本手册涵盖产品使用的各项重要信息及数据，用户必须严格遵守其规定，方可保证LGA-4100激光气体分析仪的正常运行。

同时，相关信息可帮助用户正确使用该产品，并获得准确的分析结果，节省由咨询等服务产生的额外成本。

概况本手册所介绍的产品在离厂前均经过严格的检验，以确保产品具有一流品质。

同时为了保证其安全、优质的运行，获得正确的分析结果，用户必须严格按照制造商所述使用方法进行系统操作。

另外，恰当的运输、仓储和安装及合理的操作和维护都有助于系统的安全和正常运行。

本手册详细介绍了正确使用LGA-4100激光气体分析仪的所有信息。

它为受过专门培训或具有仪器操作控制相关知识（例如自动化技术）的技术人员提供了准确的使用参考。

了解本手册所涉及的安全信息和警告信息，以及如何从技术上对错误进行修正，是对所述产品顺利进行“零危险”安装、试运转和安全运行、维护的先决条件。

只有合格的、具有专业知识的操作人员才能正确理解本手册所提到的安全信息和警告信息，并将他们运用到实际操作当中去。

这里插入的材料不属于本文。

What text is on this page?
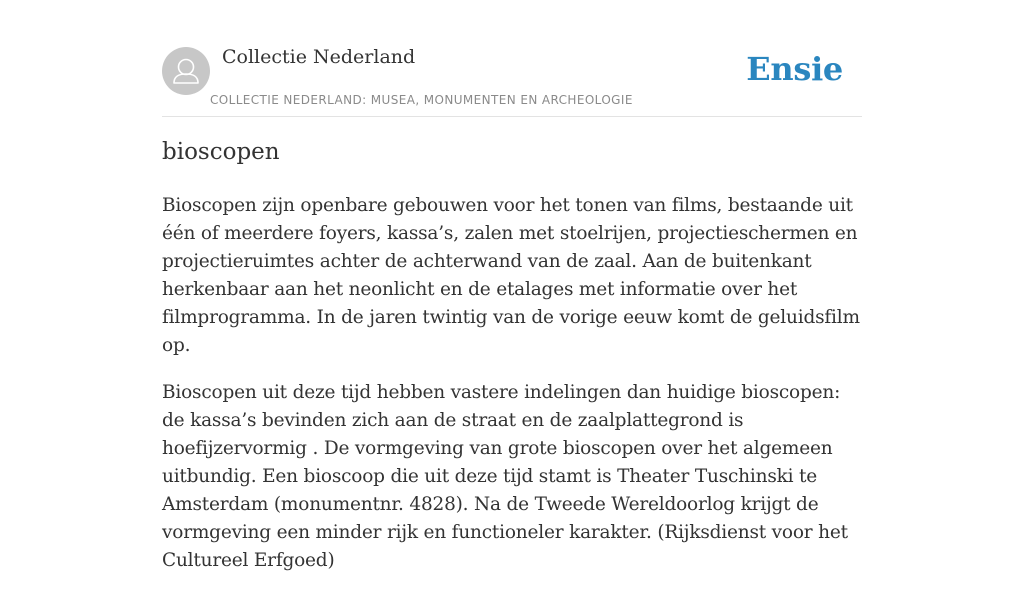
Collectie Nederland
COLLECTIE NEDERLAND: MUSEA, MONUMENTEN EN ARCHEOLOGIE
Ensie
bioscopen

Bioscopen zijn openbare gebouwen voor het tonen van films, bestaande uit één of meerdere foyers, kassa’s, zalen met stoelrijen, projectieschermen en projectieruimtes achter de achterwand van de zaal. Aan de buitenkant herkenbaar aan het neonlicht en de etalages met informatie over het filmprogramma. In de jaren twintig van de vorige eeuw komt de geluidsfilm op.

Bioscopen uit deze tijd hebben vastere indelingen dan huidige bioscopen: de kassa’s bevinden zich aan de straat en de zaalplattegrond is hoefijzervormig . De vormgeving van grote bioscopen over het algemeen uitbundig. Een bioscoop die uit deze tijd stamt is Theater Tuschinski te Amsterdam (monumentnr. 4828). Na de Tweede Wereldoorlog krijgt de vormgeving een minder rijk en functioneler karakter. (Rijksdienst voor het Cultureel Erfgoed)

由于各种原因，该手册不可能对每一产品型号都进行细节性的描述，若用户需要进一步了解相关信息，或解决本手册涉及尚浅的问题，请与当地代理商联系并要求帮助解决。

注意和警示信息本手册介绍了LGA-4100激光气体分析仪的具体应用，以及如何启动、操作和维护，可以指导用户正确地安装和操作LGA-4100激光气体分析仪，并对LGA-4100激光气体分析仪进行预防性的维护工作，以保障该系统的连续可靠运行。

需特别指出的是，本手册中的注意和警示信息至关重要（在接下来的各个章节中被强调显示，并加有适当的图标），能有效地避免不恰当的操作。

本手册所述产品的开发、制造、测试都把适当的安全标准放在首位。